El senador nacional Alfredo Luenzo, recibió  al presidente de la Asociación Argentina de Productores Porcinos, Juan Uccelli y a la gerente técnico Noelia Ammendolea, para analizar la situación crítica en la que se encuentra el sector, tanto debido a la importación de carne porcina como por el grave problema sanitario  por el que están atravesando.

“La industria porcina en nuestro país está atravesando una situación muy crítica y recientemente agravada con el incremento de la importación de cerdo desde Estados Unidos, que se suma a las importaciones de Canadá y de Dinamarca que venían produciéndose desde 2016”, manifestó Luenzo.

“De 4600 productores de carne porcina,  2000  podrían desaparecer, dejando sin trabajo a casi 38.000 personas, sobre todo si tenemos en cuenta que creció el 135% la importación de carne de cerdo en el último tiempo.

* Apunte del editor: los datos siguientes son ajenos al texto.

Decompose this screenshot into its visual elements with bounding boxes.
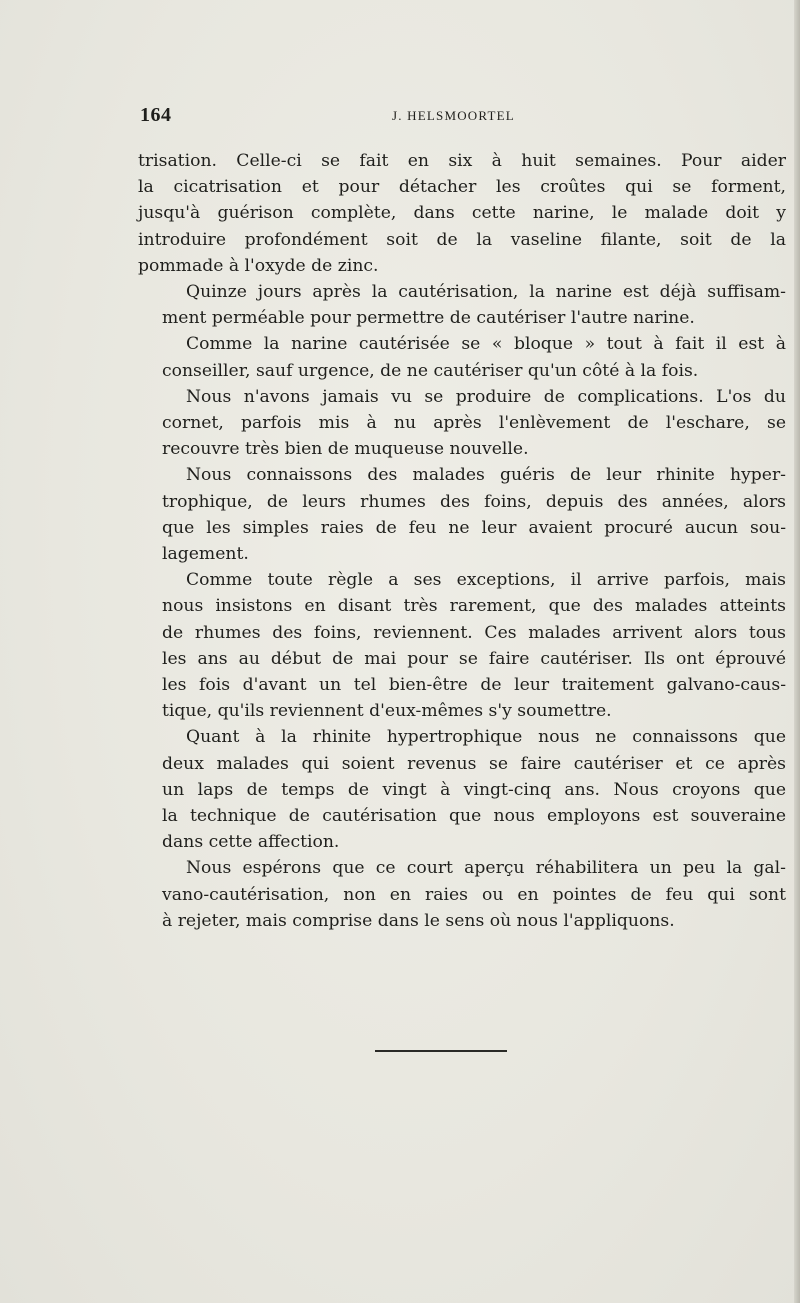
text-line: Quinze jours après la cautérisation, la narine est déjà suffisam- bbox=[186, 282, 786, 303]
text-line: tique, qu'ils reviennent d'eux-mêmes s'y soumettre. bbox=[162, 701, 612, 722]
text-line: que les simples raies de feu ne leur avaient procuré aucun sou- bbox=[162, 517, 786, 538]
text-line: recouvre très bien de muqueuse nouvelle. bbox=[162, 439, 529, 460]
paragraph bbox=[138, 331, 786, 383]
text-line: trisation. Celle-ci se fait en six à huit semaines. Pour aider bbox=[138, 151, 786, 171]
paragraph bbox=[138, 384, 786, 463]
text-line: vano-cautérisation, non en raies ou en pointes de feu qui sont bbox=[162, 884, 786, 905]
paragraph bbox=[138, 279, 786, 331]
text-line: cornet, parfois mis à nu après l'enlèvement de l'eschare, se bbox=[162, 413, 786, 434]
text-line: la technique de cautérisation que nous employons est souveraine bbox=[162, 806, 786, 827]
running-head-author: J. HELSMOORTEL bbox=[392, 108, 515, 123]
text-line: un laps de temps de vingt à vingt-cinq ans. Nous croyons que bbox=[162, 779, 786, 800]
page-number: 164 bbox=[140, 104, 172, 126]
body-text bbox=[138, 148, 786, 934]
text-line: de rhumes des foins, reviennent. Ces malades arrivent alors tous bbox=[162, 622, 786, 643]
text-line: Nous espérons que ce court aperçu réhabilitera un peu la gal- bbox=[186, 858, 786, 879]
text-line: à rejeter, mais comprise dans le sens où nous l'appliquons. bbox=[162, 910, 675, 931]
text-line: les fois d'avant un tel bien-être de leur traitement galvano-caus- bbox=[162, 675, 786, 696]
paragraph bbox=[138, 567, 786, 724]
text-line: jusqu'à guérison complète, dans cette narine, le malade doit y bbox=[138, 203, 786, 224]
text-line: les ans au début de mai pour se faire cautériser. Ils ont éprouvé bbox=[162, 648, 786, 669]
text-line: la cicatrisation et pour détacher les croûtes qui se forment, bbox=[138, 177, 786, 198]
page-edge-shadow bbox=[794, 0, 800, 1303]
text-line: Quant à la rhinite hypertrophique nous ne connaissons que bbox=[186, 727, 786, 748]
text-line: deux malades qui soient revenus se faire cautériser et ce après bbox=[162, 753, 786, 774]
text-line: pommade à l'oxyde de zinc. bbox=[138, 255, 379, 276]
text-line: lagement. bbox=[162, 544, 249, 565]
text-line: Nous n'avons jamais vu se produire de complications. L'os du bbox=[186, 386, 786, 407]
text-line: Comme toute règle a ses exceptions, il arrive parfois, mais bbox=[186, 570, 786, 591]
paragraph bbox=[138, 724, 786, 855]
end-of-article-rule bbox=[375, 1050, 507, 1052]
paragraph bbox=[138, 462, 786, 567]
paragraph bbox=[138, 855, 786, 934]
text-line: Nous connaissons des malades guéris de leur rhinite hyper- bbox=[186, 465, 786, 486]
text-line: ment perméable pour permettre de cautériser l'autre narine. bbox=[162, 308, 695, 329]
text-line: trophique, de leurs rhumes des foins, depuis des années, alors bbox=[162, 491, 786, 512]
text-line: introduire profondément soit de la vaseline filante, soit de la bbox=[138, 229, 786, 250]
text-line: nous insistons en disant très rarement, que des malades atteints bbox=[162, 596, 786, 617]
text-line: conseiller, sauf urgence, de ne cautériser qu'un côté à la fois. bbox=[162, 360, 699, 381]
text-line: dans cette affection. bbox=[162, 832, 340, 853]
paragraph-continuation bbox=[138, 148, 786, 279]
text-line: Comme la narine cautérisée se « bloque » tout à fait il est à bbox=[186, 334, 786, 355]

Existe una gran preocupación en el sector, una crisis que compromete las fuentes de trabajo, por un lado, y un serio riesgo sanitario para la población agravado por la falta de controles por parte del Senasa”, agregó el senador.

En este sentido, Uccelli explicó que “estamos preocupados por el ingreso de la carne “estimulada” con ractopamina, con el objetivo de lograr una mayor musculatura y menor cantidad de grasa, y al utilizarlo en forma generalizada para el engorde, bajan considerablemente los costos de producción, haciendo muy difícil la competencia”.

 “Lo más grave es que la carne importada que ingresa, congelada, muchas veces, se vende como fresca en las góndolas locales. Y no se le explica al consumidor que es para consumo inmediato y que no admite un nuevo freezado”, agregó.

Al no haber controles, la posibilidad de descongelar la carne porcina importada, permite competir directa y deslealmente, con la carne porcina fresca nacional. No existe la posibilidad de que el consumidor elija que llevar, sin marcar la diferencia entre un producto fresco (realmente fresco) y un producto descongelado (con más de 2 meses de elaborado y a veces hasta 6 meses). También puede afectar al sector la posibilidad de ingreso de enfermedades porcinas a través de la carne, como el  Síndrome Respiratorio y Reproductivo Porcino.

“Es necesario  frenar la importación indiscriminada de carne de cerdo, para proteger las fuentes de trabajo, y solicitar que se realicen serios controles en la comercialización de carne congelada. No tenemos manera de saber si la carne porcina que compramos estuvo congelada. Estamos sumidos en un terrible problema sanitario, y nadie se hace cargo”, concluyó Luenzo.